Jombang – Hasil pantauan Wakil Ketua Komisi IV DPR RI Anggia Erma Rini dari Fraksi PKB terdapat perbedaan informasi Badan Pangan Nasional (Bapanas) dan Kementerian Pertanian (Kementan) terkait data ketersediaan beras, Sabtu (4/2/2023).
Untuk itu ia meminta komunikasi publik antar stakeholder di pemerintah harus terbangun dengan baik, khususnya terkait dengan data ketersediaan beras.
Data Bapanas, menurutnya, menyatakan bahwa persediaan beras minus dalam waktu enam bulan ke depan, sedangkan data yang disampaikan Kementan berdasarkan BPS, persediaan beras sudah surplus.
“Ini yang perlu kita gali lebih banyak dan kita tadi lihat di lapangan benar memang tidak ada barangnya (beras),” ujar Anggia.
Ungkapan itu ia sampaikan saat memberikan sambutan dalam Kunjungan Kerja Spesifik (Kunspik) Komisi IV DPR RI ke Kabupaten Jombang, Kamis (2/2/2023).
Tim Komisi IV DPR RI melakukan Kunspik tersebut adalah dalam rangka melihat langsung ketersediaan beras di dua pabrik penggilingan padi di Jombang, baik yang berkapasitas produksi kecil maupun besar.
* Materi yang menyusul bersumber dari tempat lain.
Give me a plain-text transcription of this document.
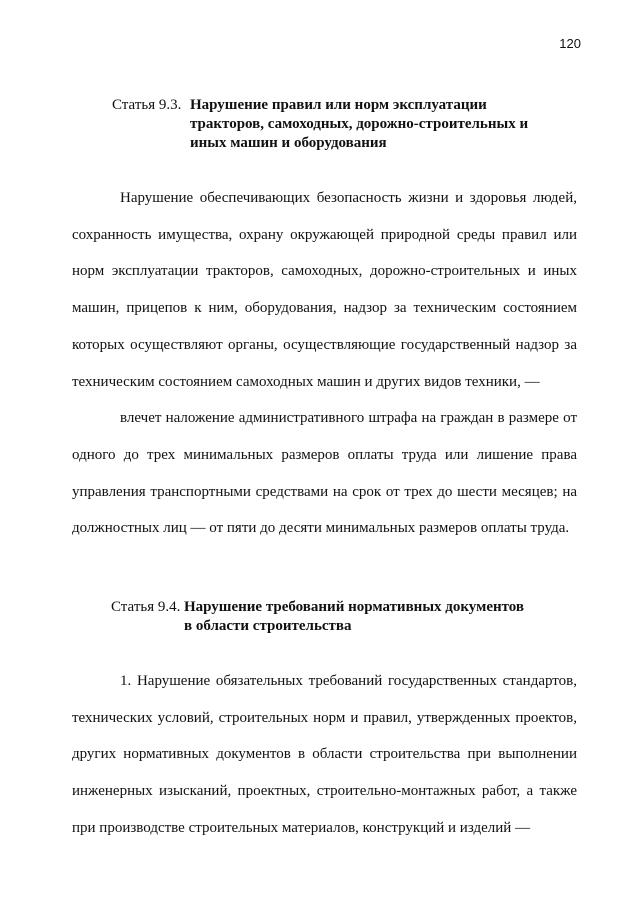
120
Статья 9.3. Нарушение правил или норм эксплуатации
тракторов, самоходных, дорожно-строительных и
иных машин и оборудования

Нарушение обеспечивающих безопасность жизни и здоровья людей, сохранность имущества, охрану окружающей природной среды правил или норм эксплуатации тракторов, самоходных, дорожно-строительных и иных машин, прицепов к ним, оборудования, надзор за техническим состоянием которых осуществляют органы, осуществляющие государственный надзор за техническим состоянием самоходных машин и других видов техники, —

влечет наложение административного штрафа на граждан в размере от одного до трех минимальных размеров оплаты труда или лишение права управления транспортными средствами на срок от трех до шести месяцев; на должностных лиц — от пяти до десяти минимальных размеров оплаты труда.

Статья 9.4. Нарушение требований нормативных документов
в области строительства

1. Нарушение обязательных требований государственных стандартов, технических условий, строительных норм и правил, утвержденных проектов, других нормативных документов в области строительства при выполнении инженерных изысканий, проектных, строительно-монтажных работ, а также при производстве строительных материалов, конструкций и изделий —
Yaitu, penggilingan padi yang dikelola oleh Gapoktan Pojok Kulon memiliki kapasitas produksi gabah kering yang lebih kecil, yaitu hanya 15 (lima belas) ribu ton per hari.
Sedangkan, kapasitas produksi PT SMK memiliki kapasitas produksi yang lebih besar, yaitu mencapai 350.000 ton per hari dengan mendatangkan gabah dari daerah lain.
Dari hasil Kunspik itu, Tim Komisi IV DPR RI saat di penggilingan, tidak ketemu yang namanya beras atau beras.
Karena itu, ia menjelaskan, kalau misalnya kedua data yang berasal dua institusi itu sama-sama memiliki kebenaran maka perlu dibangun komunikasi yang lebih baik.
Sebab, tegasnya, beras ini masalah krusial yang harus ditangani, apalagi sekarang ini di tengah-tengah isu global krisis pangan.
“Isu ini harus kita tangani dengan baik. Kalau datanya salah, penyikapannya juga salah, nanti intevensinya salah, jangan-jangan nanti kita kekurangan pangan,” khawatirnya.
Menanggapi itu, Direktur Jenderal Tanaman Pangan Kementan Suwandi menerangkan acuan data yang digunakan institusinya adalah data yang berasal dari BPS.
Sebab, menurutnya, hal itu sebagaimana amanat dari undang-undang. Ia berharap tiap pihak tidak salah dalam menafsirkan data yang disajikan dari BPS tersebut.
Ia berharap dengan penjelasan ini tidak salah membaca data. Kementan gunakan satu data, yakni dari BPS. Meski Kementan juga melakukan pemantauan, tapi yang digunakan adalah data BPS.
Ia menerangkan perbedaan pengertian mengenai surplus-defisit dengan stok. Kalau surplus-defisit adalah selisih produksi dikurangi konsumsi.
Karena itu, menurutnya, jangan dicampur soal surplus-defisit itu dengan stok. Stok itu barang statis, kalau surplus-defisit ini bersifat dinamis.
Stok itu ada di mana-mana, ada di Bulog, rumah tangga, di penggilingan, dana sebagainya butuh survei dari BPS juga. Surplus defisit beda, stok juga beda.